Ecosystems, Innovation, and Protecting Platforms

Ecosystems protect platforms; they don't inoculate them from risk.

Estimated reading: 2 min

platform450Check out this interesting Forbes’ piece on what could kill Apple, Google, and Facebook by Rob Enderle. On Apple, Enderle writes that the company’s success

…is a result of three things: A sharp focus on a very distinct consumer buyer, monetizing and assuring the entire user experience, and the best balance between engineering, design, services and marketing that currently exists in the technology market. Or, more simply, they are the most focused and balanced company in the world.

No argument here, but Enderle ignores a huge part of Apple’s success: its ecosystem. Apple has in part externalized innovation. This is significant on many levels, discussed at length in the book.

Google and Focus

On Google, Enderle claims that:

Google is already too complex; all that is keeping them from failing is they have what appears to be a monopoly on Web advertising revenue. But this makes them like a kid on a trust fund and that means they don’t really have a very prudent investment record. Currently they are funding projects that range from operating systems to self-driving cars and they can sustain this if their monopoly position on Web advertising remains intact.

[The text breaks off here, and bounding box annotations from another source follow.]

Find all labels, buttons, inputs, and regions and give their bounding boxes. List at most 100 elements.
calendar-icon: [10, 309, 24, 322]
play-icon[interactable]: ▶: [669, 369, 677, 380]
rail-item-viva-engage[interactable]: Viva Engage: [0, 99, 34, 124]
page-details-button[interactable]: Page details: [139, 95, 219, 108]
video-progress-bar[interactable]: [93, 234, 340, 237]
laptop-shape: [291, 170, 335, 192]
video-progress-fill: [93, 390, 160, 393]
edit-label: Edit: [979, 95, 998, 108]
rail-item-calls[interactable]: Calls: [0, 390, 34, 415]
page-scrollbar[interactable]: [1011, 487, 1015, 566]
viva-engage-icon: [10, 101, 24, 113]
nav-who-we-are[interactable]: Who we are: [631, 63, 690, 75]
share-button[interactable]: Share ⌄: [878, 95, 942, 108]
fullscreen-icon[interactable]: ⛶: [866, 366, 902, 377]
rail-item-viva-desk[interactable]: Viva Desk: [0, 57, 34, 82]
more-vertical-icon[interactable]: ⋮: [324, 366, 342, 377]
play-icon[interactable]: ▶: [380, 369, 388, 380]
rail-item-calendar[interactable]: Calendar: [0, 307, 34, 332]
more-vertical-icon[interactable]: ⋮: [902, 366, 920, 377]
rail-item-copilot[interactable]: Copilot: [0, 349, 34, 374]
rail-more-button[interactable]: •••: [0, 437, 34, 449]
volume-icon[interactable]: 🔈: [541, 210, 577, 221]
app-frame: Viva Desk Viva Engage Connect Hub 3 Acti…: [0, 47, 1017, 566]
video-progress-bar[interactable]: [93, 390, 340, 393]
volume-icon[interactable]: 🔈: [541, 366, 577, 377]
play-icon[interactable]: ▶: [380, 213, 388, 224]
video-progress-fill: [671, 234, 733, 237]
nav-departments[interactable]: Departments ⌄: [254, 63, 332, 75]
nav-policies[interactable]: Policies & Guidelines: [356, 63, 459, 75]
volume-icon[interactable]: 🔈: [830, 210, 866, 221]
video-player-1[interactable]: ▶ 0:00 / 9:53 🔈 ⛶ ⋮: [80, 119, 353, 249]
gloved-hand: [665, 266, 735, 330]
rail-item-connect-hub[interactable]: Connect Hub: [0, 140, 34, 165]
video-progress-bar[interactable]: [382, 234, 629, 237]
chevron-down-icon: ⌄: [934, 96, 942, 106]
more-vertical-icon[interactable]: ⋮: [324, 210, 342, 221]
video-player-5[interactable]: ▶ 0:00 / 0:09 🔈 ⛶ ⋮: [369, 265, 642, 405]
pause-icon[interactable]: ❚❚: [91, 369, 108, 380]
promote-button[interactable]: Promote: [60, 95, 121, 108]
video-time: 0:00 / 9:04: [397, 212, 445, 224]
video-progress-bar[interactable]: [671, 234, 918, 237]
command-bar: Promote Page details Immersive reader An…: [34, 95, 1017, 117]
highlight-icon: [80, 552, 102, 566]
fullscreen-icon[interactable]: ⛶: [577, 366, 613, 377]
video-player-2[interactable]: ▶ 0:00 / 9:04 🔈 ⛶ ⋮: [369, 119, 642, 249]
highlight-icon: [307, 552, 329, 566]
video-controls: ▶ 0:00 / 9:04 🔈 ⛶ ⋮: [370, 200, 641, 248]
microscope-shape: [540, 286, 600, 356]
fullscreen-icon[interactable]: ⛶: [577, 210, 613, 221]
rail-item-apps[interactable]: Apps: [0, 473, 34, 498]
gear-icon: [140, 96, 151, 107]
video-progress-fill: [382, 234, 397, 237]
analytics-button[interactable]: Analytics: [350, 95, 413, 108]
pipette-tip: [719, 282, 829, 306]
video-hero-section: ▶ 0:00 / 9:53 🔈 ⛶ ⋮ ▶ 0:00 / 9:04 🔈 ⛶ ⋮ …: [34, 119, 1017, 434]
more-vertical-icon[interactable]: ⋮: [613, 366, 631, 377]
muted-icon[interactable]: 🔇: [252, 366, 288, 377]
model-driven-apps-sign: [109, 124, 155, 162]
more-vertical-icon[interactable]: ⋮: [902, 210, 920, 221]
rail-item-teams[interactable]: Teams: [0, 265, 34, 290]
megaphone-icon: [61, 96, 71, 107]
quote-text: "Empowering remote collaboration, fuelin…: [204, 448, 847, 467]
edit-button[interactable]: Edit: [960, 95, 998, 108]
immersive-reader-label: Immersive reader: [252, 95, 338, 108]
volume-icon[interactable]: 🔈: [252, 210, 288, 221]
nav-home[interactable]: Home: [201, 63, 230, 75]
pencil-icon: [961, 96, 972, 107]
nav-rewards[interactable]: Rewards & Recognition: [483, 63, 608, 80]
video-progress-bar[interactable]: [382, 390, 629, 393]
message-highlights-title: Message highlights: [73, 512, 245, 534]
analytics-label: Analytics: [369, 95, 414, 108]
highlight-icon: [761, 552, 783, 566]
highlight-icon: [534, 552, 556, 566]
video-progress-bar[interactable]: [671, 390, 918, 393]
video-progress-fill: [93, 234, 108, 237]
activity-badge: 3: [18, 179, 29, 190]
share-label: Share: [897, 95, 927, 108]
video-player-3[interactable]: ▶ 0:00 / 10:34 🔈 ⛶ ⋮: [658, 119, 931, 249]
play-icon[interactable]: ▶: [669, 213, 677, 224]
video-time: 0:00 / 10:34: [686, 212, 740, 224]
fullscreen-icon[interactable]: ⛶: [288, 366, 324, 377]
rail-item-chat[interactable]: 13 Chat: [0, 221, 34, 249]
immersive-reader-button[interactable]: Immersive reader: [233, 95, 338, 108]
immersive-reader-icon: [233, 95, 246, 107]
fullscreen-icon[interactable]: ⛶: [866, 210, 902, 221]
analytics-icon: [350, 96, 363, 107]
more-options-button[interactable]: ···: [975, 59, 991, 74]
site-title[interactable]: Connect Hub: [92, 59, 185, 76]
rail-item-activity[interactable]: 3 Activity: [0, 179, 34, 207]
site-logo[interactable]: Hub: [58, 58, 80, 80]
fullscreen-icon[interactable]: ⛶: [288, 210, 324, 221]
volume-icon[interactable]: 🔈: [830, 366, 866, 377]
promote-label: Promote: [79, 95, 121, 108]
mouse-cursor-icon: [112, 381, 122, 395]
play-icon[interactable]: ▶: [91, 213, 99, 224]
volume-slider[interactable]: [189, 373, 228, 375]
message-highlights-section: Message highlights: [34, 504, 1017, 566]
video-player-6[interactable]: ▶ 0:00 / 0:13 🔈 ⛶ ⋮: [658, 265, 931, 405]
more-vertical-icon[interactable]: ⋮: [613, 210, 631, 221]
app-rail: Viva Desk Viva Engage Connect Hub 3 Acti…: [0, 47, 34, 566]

I take issue with the notion that Google is too complex. If it only did, say only search and Gmail, then it would maximize risk and the adverse effects of the inevitable disruption of those proudcts. No, Google can’t be everything to everybody and Larry Page in June of 2011 immediately terminated some questionable projects in GoogleLabs upon assuming the CEO spot. However, being a one-trick pony is a death knell in the Age of the Platform.